This week saw several new policy statements from presidential hopefuls, and bloggers have opinions about them. David Roberts at Gristmill responded to Barack Obama’s energy plans, while Amie Newman at RHReality Check focused what Obama’s saying in Iowa about abortion and abstinence-only sex ed. Jacob Goldstein at the WSJ Health Blog reported on John McCain’s healthcare plan, and Chris Mooney at The Intersection devoted several posts to Hillary Clinton’s statements on science.
And, to add to the discussions about children’s health insurance, Rob Cunningham at the Health Affairs Blog reports on a new study about quality concerns in children’s health care, and Mike Dunford at The Questionable Authority compares employer-sponsored health insurance coverage in states with and without legislation that tends to undercut unions.
Orac at Respectful Insolence evaluates TIME Magazine’s feature “The Changing Face of Breast Cancer.”

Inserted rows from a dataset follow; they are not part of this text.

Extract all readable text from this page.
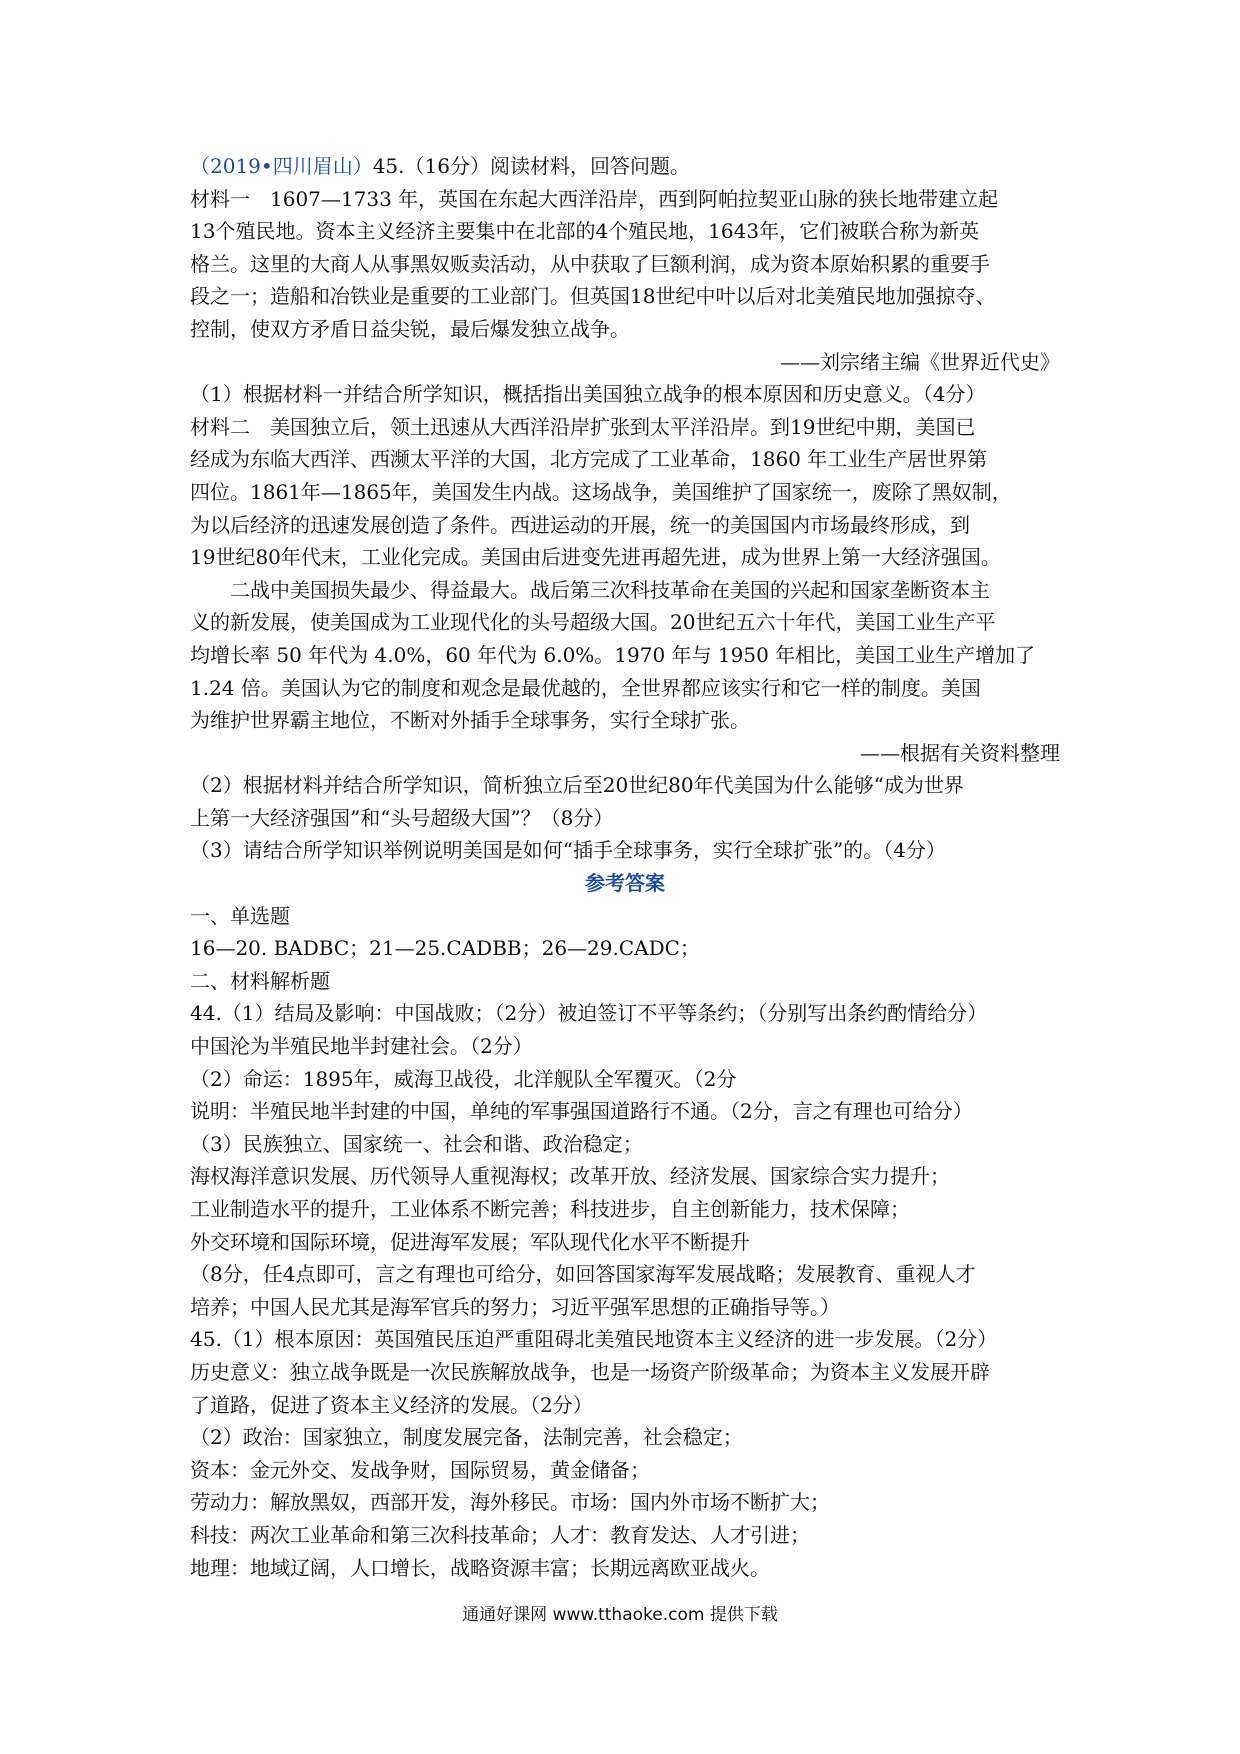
（2019•四川眉山）45.（16分）阅读材料，回答问题。
材料一　1607—1733 年，英国在东起大西洋沿岸，西到阿帕拉契亚山脉的狭长地带建立起
13个殖民地。资本主义经济主要集中在北部的4个殖民地，1643年，它们被联合称为新英
格兰。这里的大商人从事黑奴贩卖活动，从中获取了巨额利润，成为资本原始积累的重要手
段之一；造船和冶铁业是重要的工业部门。但英国18世纪中叶以后对北美殖民地加强掠夺、
控制，使双方矛盾日益尖锐，最后爆发独立战争。
——刘宗绪主编《世界近代史》
（1）根据材料一并结合所学知识，概括指出美国独立战争的根本原因和历史意义。（4分）
材料二　美国独立后，领土迅速从大西洋沿岸扩张到太平洋沿岸。到19世纪中期，美国已
经成为东临大西洋、西濒太平洋的大国，北方完成了工业革命，1860 年工业生产居世界第
四位。1861年—1865年，美国发生内战。这场战争，美国维护了国家统一，废除了黑奴制，
为以后经济的迅速发展创造了条件。西进运动的开展，统一的美国国内市场最终形成，到
19世纪80年代末，工业化完成。美国由后进变先进再超先进，成为世界上第一大经济强国。
二战中美国损失最少、得益最大。战后第三次科技革命在美国的兴起和国家垄断资本主
义的新发展，使美国成为工业现代化的头号超级大国。20世纪五六十年代，美国工业生产平
均增长率 50 年代为 4.0%，60 年代为 6.0%。1970 年与 1950 年相比，美国工业生产增加了
1.24 倍。美国认为它的制度和观念是最优越的，全世界都应该实行和它一样的制度。美国
为维护世界霸主地位，不断对外插手全球事务，实行全球扩张。
——根据有关资料整理
（2）根据材料并结合所学知识，简析独立后至20世纪80年代美国为什么能够“成为世界
上第一大经济强国”和“头号超级大国”？（8分）
（3）请结合所学知识举例说明美国是如何“插手全球事务，实行全球扩张”的。（4分）
参考答案
一、单选题
16—20. BADBC；21—25.CADBB；26—29.CADC；
二、材料解析题
44.（1）结局及影响：中国战败；（2分）被迫签订不平等条约；（分别写出条约酌情给分）
中国沦为半殖民地半封建社会。（2分）
（2）命运：1895年，威海卫战役，北洋舰队全军覆灭。（2分
说明：半殖民地半封建的中国，单纯的军事强国道路行不通。（2分，言之有理也可给分）
（3）民族独立、国家统一、社会和谐、政治稳定；
海权海洋意识发展、历代领导人重视海权；改革开放、经济发展、国家综合实力提升；
工业制造水平的提升，工业体系不断完善；科技进步，自主创新能力，技术保障；
外交环境和国际环境，促进海军发展；军队现代化水平不断提升
（8分，任4点即可，言之有理也可给分，如回答国家海军发展战略；发展教育、重视人才
培养；中国人民尤其是海军官兵的努力；习近平强军思想的正确指导等。）
45.（1）根本原因：英国殖民压迫严重阻碍北美殖民地资本主义经济的进一步发展。（2分）
历史意义：独立战争既是一次民族解放战争，也是一场资产阶级革命；为资本主义发展开辟
了道路，促进了资本主义经济的发展。（2分）
（2）政治：国家独立，制度发展完备，法制完善，社会稳定；
资本：金元外交、发战争财，国际贸易，黄金储备；
劳动力：解放黑奴，西部开发，海外移民。市场：国内外市场不断扩大；
科技：两次工业革命和第三次科技革命；人才：教育发达、人才引进；
地理：地域辽阔，人口增长，战略资源丰富；长期远离欧亚战火。
通通好课网 www.tthaoke.com 提供下载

Merrill Goozner at GoozNews explains how the news about conflicts of interest in an NIH trial of routine CT scans for current and former smokers is “a classic example of everything that ails the health care technology assessment field.”
Gavin Yamey at PLoS rounds up reactions to an essay about how much of the medical literature is shaped behind the scenes by the pharmaceutical industry.
April Harding at Global Health Policy explains why the bed-net giveaways recently lauded in a New York Times article don’t necessarily translate into more net usage (or fewer malaria cases).
RH Reality Check explores the factors behind child marriage and the initiatives aimed at stopping the practice.
Matt Madia at Reg Watch alerts us to the dark side of the EPA’s settlement with a utility, and to the EPA’s lax enforcement of Clean Water Act regulations.
Jack Sterne at Shifting Baselines reports on a state of emergency in Florida that makes the case for red tide legislation.
Kate at The Anterior Commissure encourages her fellow scientists to put more faith in the non-scientific public.